In tonal music, especially when you work with musical instruments, it is tempting to fix a specific set of musical notes, that is, frequencies, and write all your music to use these. That way you can build the instruments to produce exactly those notes, which makes them easier to build and to play.

The fundament of tonality in music is harmony; harmony is the physical property of frequencies strengthening each other; the math can be summarized by saying: this happens when two frequencies are in rational proportion.

The strongest case of this is unisono (two identical notes); next to that is a 1/2 proportion (an octave); after that, 2/3 (the natural fifth), 3/4 (the natural fourth), 4/5 (the natural major third), 5/6 (the minor third, 6/7 (the last note in a seventh chord such as C7), 7/8 (the B flat-C interval in the same chord), 8/9 (the natural second, C-D in the scale of C), and 9/10 (the natural D-E interval in the same scale).

These natural proportions naturally sound as harmonics, a secondary frequency in any sound that isn't a completely pure sine wave. For example, they are in everything you play on a guitar, but they can be brought out more clearly by constraining the guitar string to produce the harmonics explicitly - the technique of flageolets. They are in organ and trumpet pipes, and can be brought out by blowing them differently; they are in the wind blowing around the corner of your house.

Therefore, they naturally appear in all tonal music: natural chords consist of them, and they also dominate melody, as illustrated by a musical analysis of Row your boat.

So on a musical instrument with fixed frequencies, like a fretted guitar or a piano, you expect to find these proportions of frequency as notes. Once you have music, and in perticular, melody, it becomes very attractive, for practical and musical reasons, to use musical transposition, whereby a whole piece of music is shifted in frequency, usually by an octave or fifth. This produces new notes, not present in the original harmonic scale.

(Although string instruments, harmony and principles of tuning were known long before him, Pythagoras of Samos seems to have been the first to describe these mathematical principles.)

Now when you want to produce musical instruments with a fixed set of frequencies ('notes'), like a fretted guitar or a piano, these are the natural frequencies to use. The twelve-tone system is one particular choice that happened to be popular among the Greeks and, through the church organ and the classical/medieval system of musical modes, made its way into modern Western European music.

While transposition (by a fifth) is a natural and extremely useful phenomenon, arund 1600 composers got a little carried away with it; they started to experiment with repeated transposition. In transposed music, notes will occur that are very much like the notes available in your non-transposed harmonical scale, but not quite the same.

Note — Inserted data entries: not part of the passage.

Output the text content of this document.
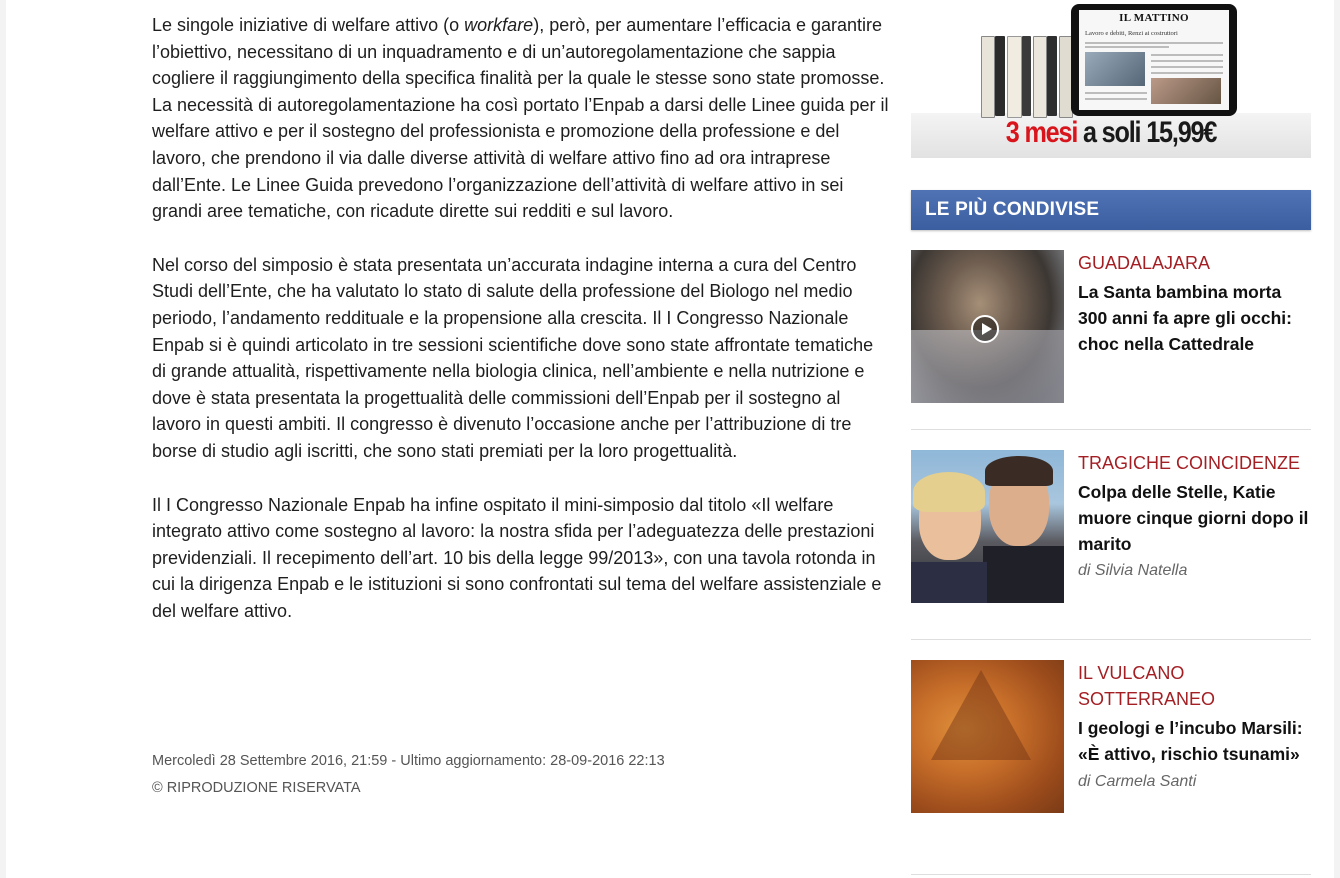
Le singole iniziative di welfare attivo (o workfare), però, per aumentare l’efficacia e garantire l’obiettivo, necessitano di un inquadramento e di un’autoregolamentazione che sappia cogliere il raggiungimento della specifica finalità per la quale le stesse sono state promosse. La necessità di autoregolamentazione ha così portato l’Enpab a darsi delle Linee guida per il welfare attivo e per il sostegno del professionista e promozione della professione e del lavoro, che prendono il via dalle diverse attività di welfare attivo fino ad ora intraprese dall’Ente. Le Linee Guida prevedono l’organizzazione dell’attività di welfare attivo in sei grandi aree tematiche, con ricadute dirette sui redditi e sul lavoro.

Nel corso del simposio è stata presentata un’accurata indagine interna a cura del Centro Studi dell’Ente, che ha valutato lo stato di salute della professione del Biologo nel medio periodo, l’andamento reddituale e la propensione alla crescita. Il I Congresso Nazionale Enpab si è quindi articolato in tre sessioni scientifiche dove sono state affrontate tematiche di grande attualità, rispettivamente nella biologia clinica, nell’ambiente e nella nutrizione e dove è stata presentata la progettualità delle commissioni dell’Enpab per il sostegno al lavoro in questi ambiti. Il congresso è divenuto l’occasione anche per l’attribuzione di tre borse di studio agli iscritti, che sono stati premiati per la loro progettualità.

Il I Congresso Nazionale Enpab ha infine ospitato il mini-simposio dal titolo «Il welfare integrato attivo come sostegno al lavoro: la nostra sfida per l’adeguatezza delle prestazioni previdenziali. Il recepimento dell’art. 10 bis della legge 99/2013», con una tavola rotonda in cui la dirigenza Enpab e le istituzioni si sono confrontati sul tema del welfare assistenziale e del welfare attivo.

Mercoledì 28 Settembre 2016, 21:59 - Ultimo aggiornamento: 28-09-2016 22:13
© RIPRODUZIONE RISERVATA
IL MATTINO
Lavoro e debiti, Renzi ai costruttori
3 mesi a soli 15,99€
LE PIÙ CONDIVISE
GUADALAJARA
La Santa bambina morta 300 anni fa apre gli occhi: choc nella Cattedrale
TRAGICHE COINCIDENZE
Colpa delle Stelle, Katie muore cinque giorni dopo il marito
di Silvia Natella
IL VULCANO SOTTERRANEO
I geologi e l’incubo Marsili: «È attivo, rischio tsunami»
di Carmela Santi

For instance, if the base note of your instrument is C, your harmonic B note is the 7/8th of the next C as explained above; but when transposing a melody up by a fifth, so its ground note becomes G, the B note will need to double as a third in the interval of thirds G-B-D. The harmonically pure B in his chord is 1 - 1/6 . 2/3 = 5/6 of the next C rather than 7/8. Without retuning or extra keys on the keyboard, a keyboard player cannot have both Bs at the same time. So in practice, they compromise, and have their B tuned to something in between. This led to the development of different systems of tuning and eventually to the adoption of the system of equal temperament for much of Western music.